Her laugh seemed to shake the tragedy out of the moment. Macraven looked up at her with a less troubled brow.

“How old are you, Anne?” he asked, with that ingenuousness peculiar to the mind of lifelong abstraction.

“Old enough to be your mother—almost,” replied Anne, feeling that it was safer thus to skirt the morasses of their former solemnity.

“You have been one,” said the candid man of science, earnestly and just a little ruefully. “You've been better than one to me for years!”

“Don't dare to say how many!” warned Anne.

“You're twenty-seven,” said Macraven, with sudden conviction.

“You once said you'd never trust a woman over twenty-five who wouldn't lie about her age,” reminded Anne.

“After all, it's a lovely age, twenty-seven!” sighed Macraven.

“I find it very comfortable,” admitted Anne.

Then a silence fell over them. The leaves rustled; the wind stirred the water; somewhere in the remote distance the bobolinks called and caroled.

“Anne,” said the professor of anthropology quietly.

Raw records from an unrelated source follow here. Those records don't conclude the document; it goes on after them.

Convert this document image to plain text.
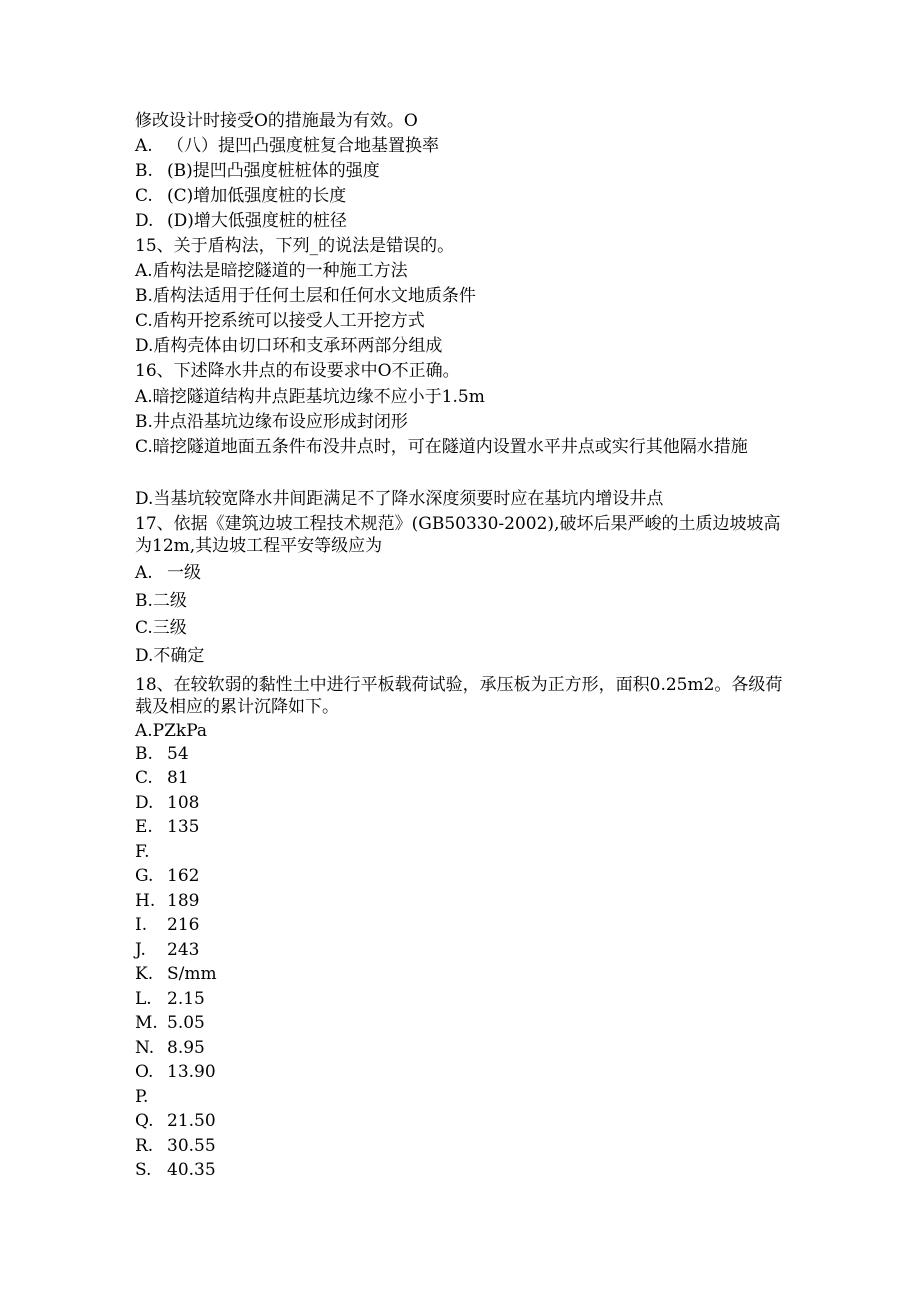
修改设计时接受O的措施最为有效。O
A. （八）提凹凸强度桩复合地基置换率
B. (B)提凹凸强度桩桩体的强度
C. (C)增加低强度桩的长度
D. (D)增大低强度桩的桩径
15、关于盾构法，下列_的说法是错误的。
A.盾构法是暗挖隧道的一种施工方法
B.盾构法适用于任何土层和任何水文地质条件
C.盾构开挖系统可以接受人工开挖方式
D.盾构壳体由切口环和支承环两部分组成
16、下述降水井点的布设要求中O不正确。
A.暗挖隧道结构井点距基坑边缘不应小于1.5m
B.井点沿基坑边缘布设应形成封闭形
C.暗挖隧道地面五条件布没井点时，可在隧道内设置水平井点或实行其他隔水措施
D.当基坑较宽降水井间距满足不了降水深度须要时应在基坑内增设井点
17、依据《建筑边坡工程技术规范》(GB50330-2002),破坏后果严峻的土质边坡坡高为12m,其边坡工程平安等级应为
A. 一级
B.二级
C.三级
D.不确定
18、在较软弱的黏性土中进行平板载荷试验，承压板为正方形，面积0.25m2。各级荷载及相应的累计沉降如下。
A.PZkPa
B. 54
C. 81
D. 108
E. 135
F.
G. 162
H. 189
I. 216
J. 243
K. S/mm
L. 2.15
M. 5.05
N. 8.95
O. 13.90
P.
Q. 21.50
R. 30.55
S. 40.35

He scarcely knew how to go on, and in his difficulty, he caught Anne's hand and held it in his own. It was a woman's hand, warm and soft and supple, with all its hints of latent strength and purpose. And it was an enchanting hand to hold, he discovered, to his great surprise. It was not a dimpled and trifling and dainty little hand, a useless little tinted shell of a hand, like Sybil's, for instance. There was a strength and a sacredness about it, he felt, something far above the mere tissue and bone, something that seemed to make it the shield and the receptacle for that sacred torch of life which had passed from woman to wistful woman from the first day of mortal existence down to now.

He looked at her timidly. A strange softness hovered about her face; some old and mysterious wistfulness lurked in her gray eyes. There had been no transfiguration, he told himself; it was the Anne he had always known. But he suddenly awoke to the startling consciousness that she was a compellingly beautiful woman—a beautiful woman whom some inscrutable awakening in his own troubled breast suddenly made the goal of all activity, the height of all aspiration,

“Do you know what I am going to say, Anne?” he asked, with a new and tender note of pleading in his voice. “I am going to ask you something that I ought not to ask you, I know. I am going to ask you to marry me. Can't you see,” he went on more passionately, “that I need you and want you, from the bottom of my heart! I have always needed and wanted you. But now I know I couldn't live and be happy without you! I've just had my eyes opened to what it means, to what it may do, this love you have brought out into the light. I know I can't offer you much, Anne—I've lost and surrendered so many things. But I can't loose and surrender you! It's you—you—you——

“Oh, are you sure of that?” she asked, a little tremulously.

“I know it as surely as I know that you're too good and pure and noble-hearted for me. I know it as surely as I know that all my life would go toward trying to make your life as full and happy and complete as it ought to be!”

It was from no momentary tumult of the blood that he was speaking, he knew only too well; it was no boyish emotion that had shaken him out of that old encysting shell of his former life. It was hunger and want made manifest; it was a propulsion, mysterious, implacable, that henceforth for good or evil must rule all his life.

“Can't you learn to love me, Anne?” he pleaded.

She had not intended to surrender to him at that moment, or in that way, but to her sudden bewilderment, she found herself in Macraven's subjugating arms. And as suddenly, almost, time and the world, the past and the future, fell away from her, forgotten, obliterated. For his lips had met hers, and she had quivered and relaxed and paled under his first kiss.